In Manipur, impunity is endemic and authorities take little to no action to investigate and prosecute allegations of rights violations by security forces. A special investigation team comprising senior police officers from outside the state should be formed to conduct prompt and full investigations into all 1,528 cases of alleged extrajudicial executions brought before the Supreme Court by local groups.
Where sufficient admissible evidence is found, suspects – including those with command responsibility – should be prosecuted in fair and speedy trials meeting international standards in a civilian court, regardless of the time that has lapsed since the crime occurred. The families of the victims should receive adequate reparation, including compensation.
Amnesty International India urges both state and central authorities to heed the panel’s recommendations to bolster the Manipur police and Criminal Investigation Department in six months time in order to conduct thorough, impartial and effective investigations into all future cases of alleged extrajudicial executions in Manipur.
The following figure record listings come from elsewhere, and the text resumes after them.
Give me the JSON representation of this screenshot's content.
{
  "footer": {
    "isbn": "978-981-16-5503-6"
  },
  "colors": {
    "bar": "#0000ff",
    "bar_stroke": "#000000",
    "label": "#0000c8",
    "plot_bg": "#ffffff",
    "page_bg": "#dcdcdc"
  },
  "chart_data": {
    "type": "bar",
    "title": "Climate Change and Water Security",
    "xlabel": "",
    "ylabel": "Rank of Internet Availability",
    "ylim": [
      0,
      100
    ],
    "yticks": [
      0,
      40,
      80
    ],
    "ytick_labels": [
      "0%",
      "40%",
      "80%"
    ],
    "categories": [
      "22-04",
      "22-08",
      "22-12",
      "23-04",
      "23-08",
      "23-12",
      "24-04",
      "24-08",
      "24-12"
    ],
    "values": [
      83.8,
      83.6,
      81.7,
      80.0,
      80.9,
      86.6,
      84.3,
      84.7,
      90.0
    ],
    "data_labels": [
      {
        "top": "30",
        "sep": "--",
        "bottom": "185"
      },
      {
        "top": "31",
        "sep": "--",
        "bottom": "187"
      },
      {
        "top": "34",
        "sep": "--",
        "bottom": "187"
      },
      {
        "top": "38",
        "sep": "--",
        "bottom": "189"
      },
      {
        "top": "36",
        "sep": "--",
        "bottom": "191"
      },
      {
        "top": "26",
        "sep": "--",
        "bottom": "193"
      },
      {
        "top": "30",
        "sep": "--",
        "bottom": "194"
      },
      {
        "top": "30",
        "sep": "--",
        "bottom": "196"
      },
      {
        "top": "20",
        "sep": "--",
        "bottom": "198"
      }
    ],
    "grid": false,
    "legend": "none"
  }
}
Authorities must apply procedures laid down by India’s National Human Rights Commission in cases of deaths caused in the course of police, army or other security personnel action, and follow the UN Principles and Manual on the Effective Prevention and Investigation of Extra-Legal, Arbitrary and Summary Executions.
The Government of India must also act on the recommendations of the UN Special Rapporteur on extrajudicial, summary or arbitrary executions and set up a credible commission of inquiry into extrajudicial executions throughout India.
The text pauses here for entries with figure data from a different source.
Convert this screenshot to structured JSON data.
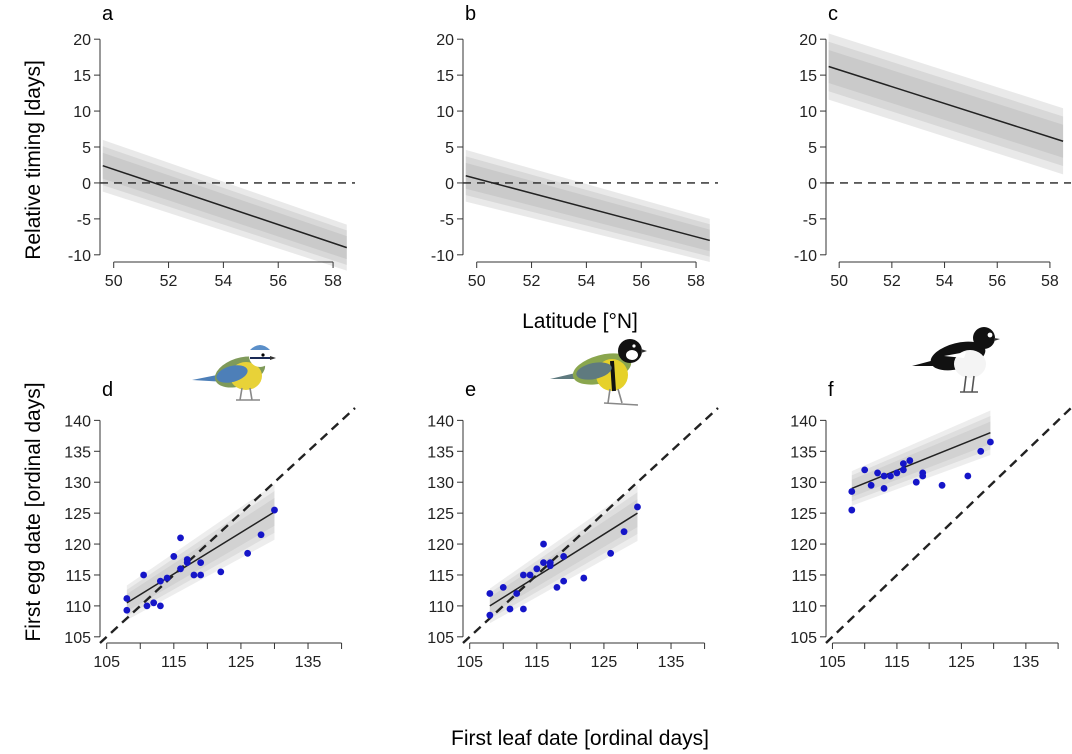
{
  "figure": {
    "ylabel_top": "Relative timing [days]",
    "xlabel_top": "Latitude [°N]",
    "ylabel_bottom": "First egg date [ordinal days]",
    "xlabel_bottom": "First leaf date [ordinal days]"
  },
  "birds": [
    {
      "name": "blue-tit-illustration",
      "crown": "#5b8fc9",
      "back": "#7f9a5a",
      "belly": "#e8d238",
      "wing": "#4d7fb8"
    },
    {
      "name": "great-tit-illustration",
      "crown": "#111111",
      "back": "#8aa64e",
      "belly": "#e6d12a",
      "wing": "#5f7a7f"
    },
    {
      "name": "pied-flycatcher-illustration",
      "crown": "#111111",
      "back": "#111111",
      "belly": "#f4f4f4",
      "wing": "#111111"
    }
  ],
  "colors": {
    "points": "#1515c8",
    "band": "#9a9a9a",
    "line": "#222222"
  },
  "chart_data": [
    {
      "id": "a",
      "panel_label": "a",
      "type": "line",
      "xlim": [
        49.5,
        58.8
      ],
      "ylim": [
        -11,
        21
      ],
      "x_ticks": [
        50,
        52,
        54,
        56,
        58
      ],
      "y_ticks": [
        -10,
        -5,
        0,
        5,
        10,
        15,
        20
      ],
      "line": {
        "x": [
          49.6,
          58.5
        ],
        "y": [
          2.4,
          -9.0
        ]
      },
      "band_halfwidth": [
        3.6,
        3.2
      ],
      "reference_y": 0
    },
    {
      "id": "b",
      "panel_label": "b",
      "type": "line",
      "xlim": [
        49.5,
        58.8
      ],
      "ylim": [
        -11,
        21
      ],
      "x_ticks": [
        50,
        52,
        54,
        56,
        58
      ],
      "y_ticks": [
        -10,
        -5,
        0,
        5,
        10,
        15,
        20
      ],
      "line": {
        "x": [
          49.6,
          58.5
        ],
        "y": [
          1.0,
          -8.0
        ]
      },
      "band_halfwidth": [
        3.6,
        3.0
      ],
      "reference_y": 0
    },
    {
      "id": "c",
      "panel_label": "c",
      "type": "line",
      "xlim": [
        49.5,
        58.8
      ],
      "ylim": [
        -11,
        21
      ],
      "x_ticks": [
        50,
        52,
        54,
        56,
        58
      ],
      "y_ticks": [
        -10,
        -5,
        0,
        5,
        10,
        15,
        20
      ],
      "line": {
        "x": [
          49.6,
          58.5
        ],
        "y": [
          16.2,
          5.8
        ]
      },
      "band_halfwidth": [
        4.6,
        4.6
      ],
      "reference_y": 0
    },
    {
      "id": "d",
      "panel_label": "d",
      "type": "scatter",
      "xlim": [
        104,
        142
      ],
      "ylim": [
        104,
        142
      ],
      "x_ticks": [
        105,
        115,
        125,
        135
      ],
      "x_minor": [
        110,
        120,
        130,
        140
      ],
      "y_ticks": [
        105,
        110,
        115,
        120,
        125,
        130,
        135,
        140
      ],
      "line": {
        "x": [
          108,
          130
        ],
        "y": [
          110.5,
          125.2
        ]
      },
      "band_halfwidth": [
        2.8,
        4.5
      ],
      "points": [
        [
          108,
          111.2
        ],
        [
          108,
          109.3
        ],
        [
          110.5,
          115
        ],
        [
          111,
          110
        ],
        [
          112,
          110.5
        ],
        [
          113,
          110
        ],
        [
          113,
          114
        ],
        [
          114,
          114.5
        ],
        [
          115,
          118
        ],
        [
          116,
          116
        ],
        [
          116,
          121
        ],
        [
          117,
          117
        ],
        [
          117,
          117.5
        ],
        [
          118,
          115
        ],
        [
          119,
          117
        ],
        [
          119,
          115
        ],
        [
          122,
          115.5
        ],
        [
          126,
          118.5
        ],
        [
          128,
          121.5
        ],
        [
          130,
          125.5
        ]
      ]
    },
    {
      "id": "e",
      "panel_label": "e",
      "type": "scatter",
      "xlim": [
        104,
        142
      ],
      "ylim": [
        104,
        142
      ],
      "x_ticks": [
        105,
        115,
        125,
        135
      ],
      "x_minor": [
        110,
        120,
        130,
        140
      ],
      "y_ticks": [
        105,
        110,
        115,
        120,
        125,
        130,
        135,
        140
      ],
      "line": {
        "x": [
          108,
          130
        ],
        "y": [
          110.0,
          125.0
        ]
      },
      "band_halfwidth": [
        2.8,
        4.5
      ],
      "points": [
        [
          108,
          112
        ],
        [
          108,
          108.5
        ],
        [
          110,
          113
        ],
        [
          111,
          109.5
        ],
        [
          112,
          112
        ],
        [
          113,
          109.5
        ],
        [
          113,
          115
        ],
        [
          114,
          115
        ],
        [
          115,
          116
        ],
        [
          116,
          117
        ],
        [
          116,
          120
        ],
        [
          117,
          117
        ],
        [
          117,
          116.5
        ],
        [
          118,
          113
        ],
        [
          119,
          118
        ],
        [
          119,
          114
        ],
        [
          122,
          114.5
        ],
        [
          126,
          118.5
        ],
        [
          128,
          122
        ],
        [
          130,
          126
        ]
      ]
    },
    {
      "id": "f",
      "panel_label": "f",
      "type": "scatter",
      "xlim": [
        104,
        142
      ],
      "ylim": [
        104,
        142
      ],
      "x_ticks": [
        105,
        115,
        125,
        135
      ],
      "x_minor": [
        110,
        120,
        130,
        140
      ],
      "y_ticks": [
        105,
        110,
        115,
        120,
        125,
        130,
        135,
        140
      ],
      "line": {
        "x": [
          108,
          129.5
        ],
        "y": [
          129.0,
          138.0
        ]
      },
      "band_halfwidth": [
        2.8,
        3.6
      ],
      "points": [
        [
          108,
          128.5
        ],
        [
          108,
          125.5
        ],
        [
          110,
          132
        ],
        [
          111,
          129.5
        ],
        [
          112,
          131.5
        ],
        [
          113,
          129
        ],
        [
          113,
          131
        ],
        [
          114,
          131
        ],
        [
          115,
          131.5
        ],
        [
          116,
          133
        ],
        [
          116,
          132
        ],
        [
          117,
          133.5
        ],
        [
          118,
          130
        ],
        [
          119,
          131
        ],
        [
          119,
          131.5
        ],
        [
          122,
          129.5
        ],
        [
          126,
          131
        ],
        [
          128,
          135
        ],
        [
          129.5,
          136.5
        ]
      ]
    }
  ]
}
Impunity in cases of extrajudicial killings is a matter of grave concern in Manipur and some other parts of India. In his comments after visiting India in 2012, the UN Special Rapporteur on extrajudicial, summary or arbitrary executions Christof Heyns observed that “Impunity for extrajudicial executions is the central problem. This gives perpetrators a free rein, and leaves victims in a situation where they either are left helpless, or have to retaliate.”
The National Human Rights Commission has itself on occasion said “extrajudicial executions have become virtually a part of state policy.”
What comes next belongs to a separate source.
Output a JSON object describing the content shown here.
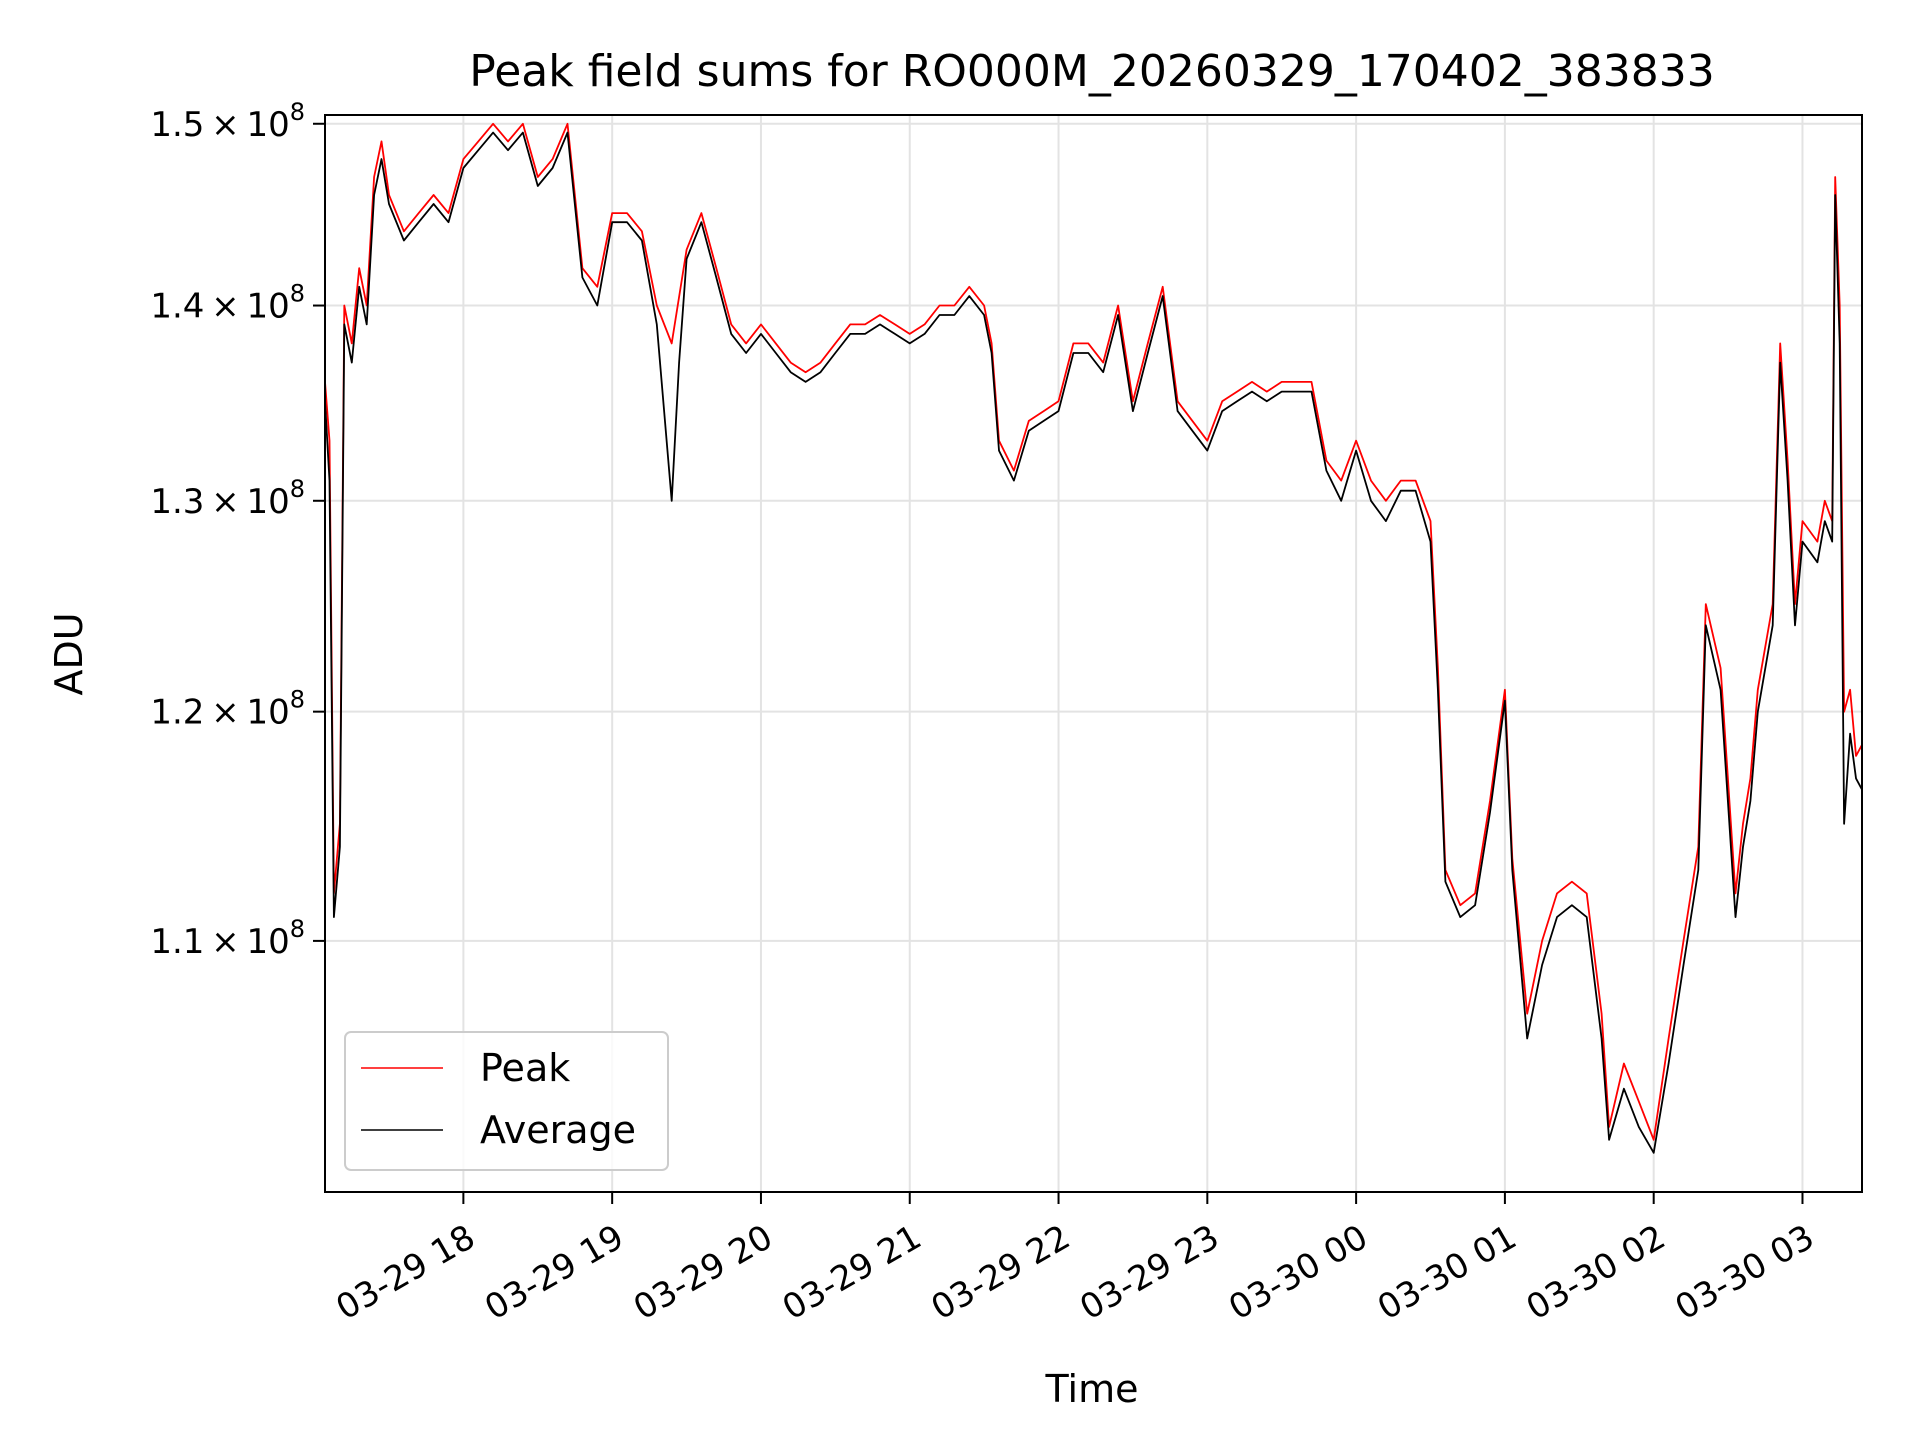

The AFSPA, which has been in force in parts of Northeastern India since 1958, and a virtually identical law (The Armed Forces (Jammu and Kashmir) Special Powers Act, 1990) in force in Jammu and Kashmir since 1990, provide sweeping powers to soldiers, including the power to use lethal force against any person contravening laws or orders, and to prevent the assembly of five or more persons.
The law has provided impunity for perpetrators of grave human rights violations, including extrajudicial executions, enforced disappearances, rape, torture and other ill-treatment, and excessive use of force.
The AFSPA falls far short of international standards, including provisions of treaties to which India is a state party, and is inconsistent with India’s international legal obligations to respect and protect the rights to life, liberty and security of person, to freedom from torture and other ill-treatment, and to an effective remedy.
Several UN bodies and experts, including the Special Rapporteur on extrajudicial, summary or arbitrary executions and the Special Rapporteur on the situation of human rights defenders, have stated that the AFSPA must be repealed.
A number of Indian bodies, including the Second Administrative Reforms Commission, the Jeevan Reddy Committee to review the AFSPA and the Prime Minister’s Working Group on Confidence-Building Measures in Jammu and Kashmir, have also urged the repeal of the law. The Justice Verma Committee, set up to review laws against sexual assault, said in January 2013 that the AFSPA legitimized impunity for sexual violence.